Background: Preclinical evidence in rodents has suggested that inert gases, such as xenon or nitrous oxide, may be promising neuroprotective agents for treating acute ischemic stroke. This has led to many thinking that clinical trials could be initiated in the near future. However, a recent study has shown that xenon interacts with tissue-type plasminogen activator (tPA), a well-recognized approved therapy of acute ischemic stroke. Although intraischemic xenon inhibits tPA-induced thrombolysis and subsequent reduction of brain damage, postischemic xenon virtually suppresses both ischemic brain damage and tPA-induced brain hemorrhages and disruption of the blood-brain barrier. The authors investigated whether nitrous oxide could also interact with tPA.

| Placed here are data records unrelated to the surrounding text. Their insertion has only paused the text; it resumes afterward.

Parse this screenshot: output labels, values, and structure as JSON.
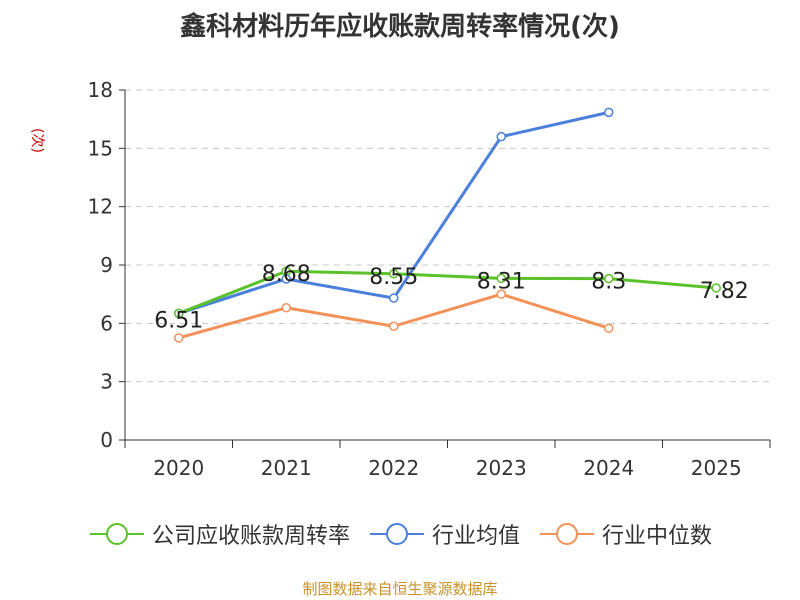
{
  "chart_data": {
    "type": "line",
    "title": "鑫科材料历年应收账款周转率情况(次)",
    "ylabel": "(次)",
    "xlabel": "",
    "categories": [
      "2020",
      "2021",
      "2022",
      "2023",
      "2024",
      "2025"
    ],
    "ylim": [
      0,
      18
    ],
    "yticks": [
      0,
      3,
      6,
      9,
      12,
      15,
      18
    ],
    "grid": true,
    "legend_position": "bottom",
    "series": [
      {
        "name": "公司应收账款周转率",
        "color": "#5bc12a",
        "values": [
          6.51,
          8.68,
          8.55,
          8.31,
          8.3,
          7.82
        ],
        "labels": [
          "6.51",
          "8.68",
          "8.55",
          "8.31",
          "8.3",
          "7.82"
        ]
      },
      {
        "name": "行业均值",
        "color": "#4a7fdc",
        "values": [
          6.51,
          8.28,
          7.3,
          15.6,
          16.85,
          null
        ]
      },
      {
        "name": "行业中位数",
        "color": "#f39158",
        "values": [
          5.25,
          6.8,
          5.85,
          7.5,
          5.75,
          null
        ]
      }
    ]
  },
  "source": "制图数据来自恒生聚源数据库"
}
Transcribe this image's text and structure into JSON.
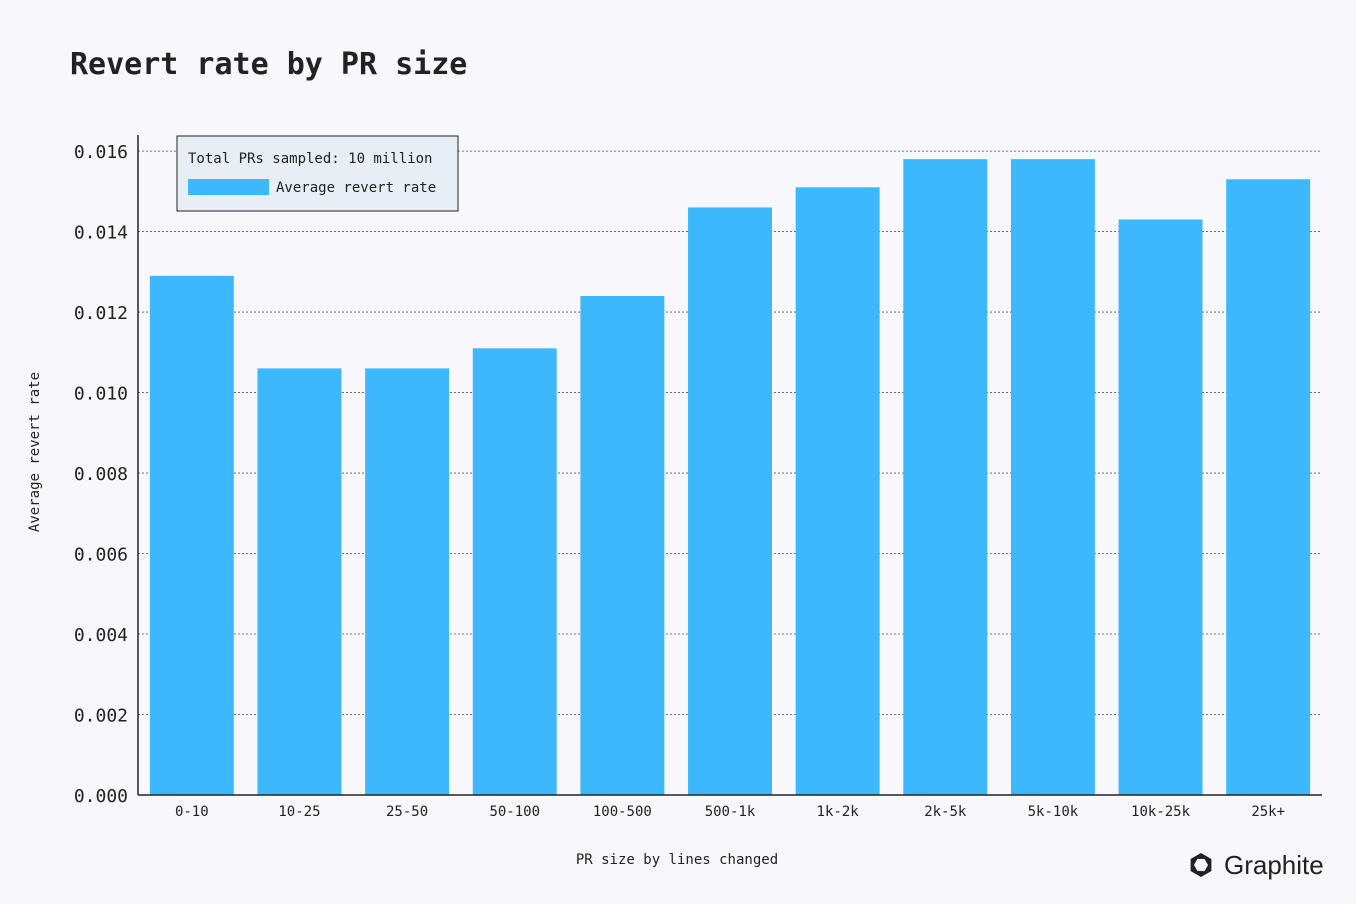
{
  "chart_data": {
    "type": "bar",
    "title": "Revert rate by PR size",
    "xlabel": "PR size by lines changed",
    "ylabel": "Average revert rate",
    "categories": [
      "0-10",
      "10-25",
      "25-50",
      "50-100",
      "100-500",
      "500-1k",
      "1k-2k",
      "2k-5k",
      "5k-10k",
      "10k-25k",
      "25k+"
    ],
    "series": [
      {
        "name": "Average revert rate",
        "color": "#3eb8fc",
        "values": [
          0.0129,
          0.0106,
          0.0106,
          0.0111,
          0.0124,
          0.0146,
          0.0151,
          0.0158,
          0.0158,
          0.0143,
          0.0153
        ]
      }
    ],
    "ylim": [
      0,
      0.0164
    ],
    "yticks": [
      "0.000",
      "0.002",
      "0.004",
      "0.006",
      "0.008",
      "0.010",
      "0.012",
      "0.014",
      "0.016"
    ],
    "grid": true,
    "legend_placement": "top-left",
    "legend_note": "Total PRs sampled: 10 million"
  },
  "brand": {
    "name": "Graphite",
    "icon": "graphite-logo-icon"
  },
  "colors": {
    "background": "#f8f8fc",
    "bar": "#3eb8fc",
    "legend_bg": "#e8eef5"
  }
}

Methods: The authors performed molecular modeling of nitrous oxide binding on tPA, characterized the concentration-dependent effects of nitrous oxide on tPA enzymatic and thrombolytic activity in vitro, and investigated the effects of intraischemic and postischemic nitrous oxide in a rat model of thromboembolic acute ischemic stroke.
Results: The authors demonstrate nitrous oxide is a tPA inhibitor, intraischemic nitrous oxide dose-dependently inhibits tPA-induced thrombolysis and subsequent reduction of ischemic brain damage, and postischemic nitrous oxide reduces ischemic brain damage, but in contrast with xenon, it increases brain hemorrhages and disruption of the blood-brain barrier.
Conclusions: In contrast with previous studies using mechanical acute stroke models, these data obtained in a clinically relevant rat model of thromboembolic stroke indicate that nitrous oxide should not be considered a good candidate agent for treating acute ischemic stroke compared with xenon.